Там Рудик рухнул на продавленный диван, словно метеорит обрушился на безжизненную планету, а Лидка плюхнулась на колени лечащего врача. Он почувствовал на себе ее теплый зад, похожий на две некрепко сшитые друг с другом подушки. У другого бы эти подушки вызвали восторг обладания, другой бы сразу зачитал стихи вслух, заговорил бы о мироздании, о психоэнергии, сансаре, пране и вьяне, другой бы весь мир духовный в себе перевернул – и именно из-за этих жгучих, как грелка, подушек. Но только не Рудик. Скука и раздражение, которые мучили его весь день, вдруг сделались нестерпимыми.

– Мне страшно. Спаси меня! – Лидка обняла его короткую широкую шею и прикоснулась к уху липкими губами, будто измазанными в клее «Момент» – в том смысле, что еще мгновение и их уже не отлепить.

– Отчего тебе страшно? – спросил он, увернувшись и все-таки спихнув ее с колен на диван.

– От человека.

– Ну знаешь ли, милая, от человека всегда страшно, – философически заметил хирург. – Человек может сказать тебе гадость, может ударить напильником по голове, посвятить тебя в свой внутренний мир, попросить взаймы денег… Страх от человека – в порядке вещей.

– Значит, тебе тоже страшно?

– Конечно.

– От кого конкретно?

– От всех людей.

Рудик нетерпеливо поднялся с дивана и посмотрел на улицу. Буря за окном не состоялась. Солнце зевало. Ветер пошел на местную карусель и там задремал в деревянной люльке.

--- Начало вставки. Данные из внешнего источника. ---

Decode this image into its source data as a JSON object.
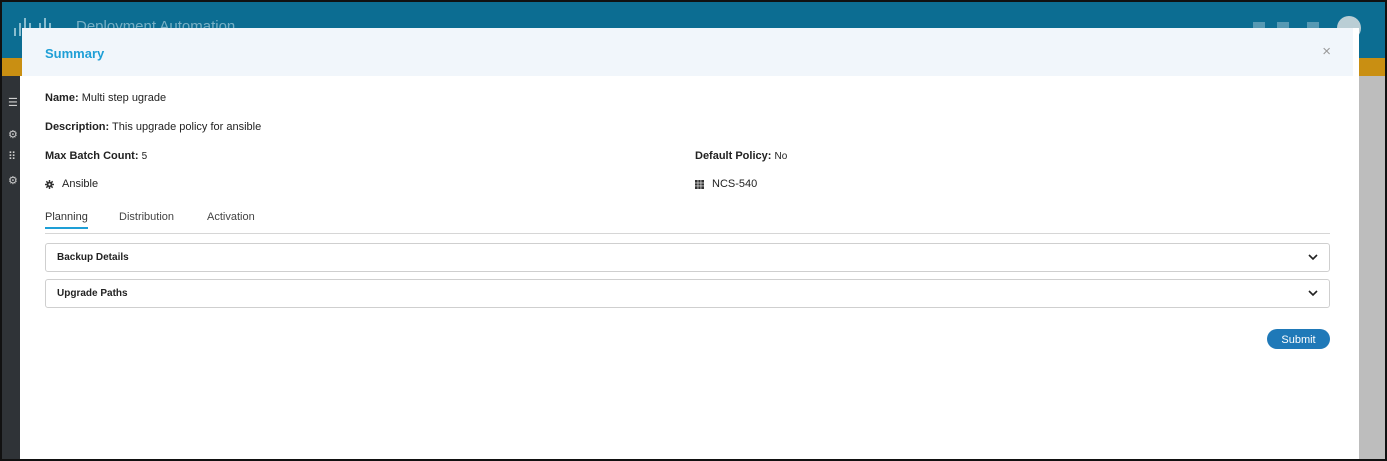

Тогда хирург включил телевизор «Юность» на тумбочке. Как еще работал этот маленький советский реликт, как не взорвался, не возгорел, не вышел дымом, словно старик Хоттабыч, и не показал всей больнице кузькину мать – неведомо. Сквозь морскую рябь черно-белых помех стали видны двое молодцов, которые дубасили кого-то железной палкой, передавая ее из рук в руки.

– В насилии есть своя философия, – пробормотал хирург, озадаченно уставившись на экран. – Фридрих Ницше, если бы дожил до наших дней, был бы безмерно счастлив.

– Какая ниша? Чего ты плетешь?! – постаралась Лидка вернуть его с небес на землю.

– Это я так. Заговариваюсь, – пошел он на попятную.

– Ты не понимаешь. Меня хотят убить.

Лицо парикмахерши пошло пятнами, губы затряслись и разъехались в разные стороны, словно две гусеницы.

– Кто? – терпеливо спросил Белецкий.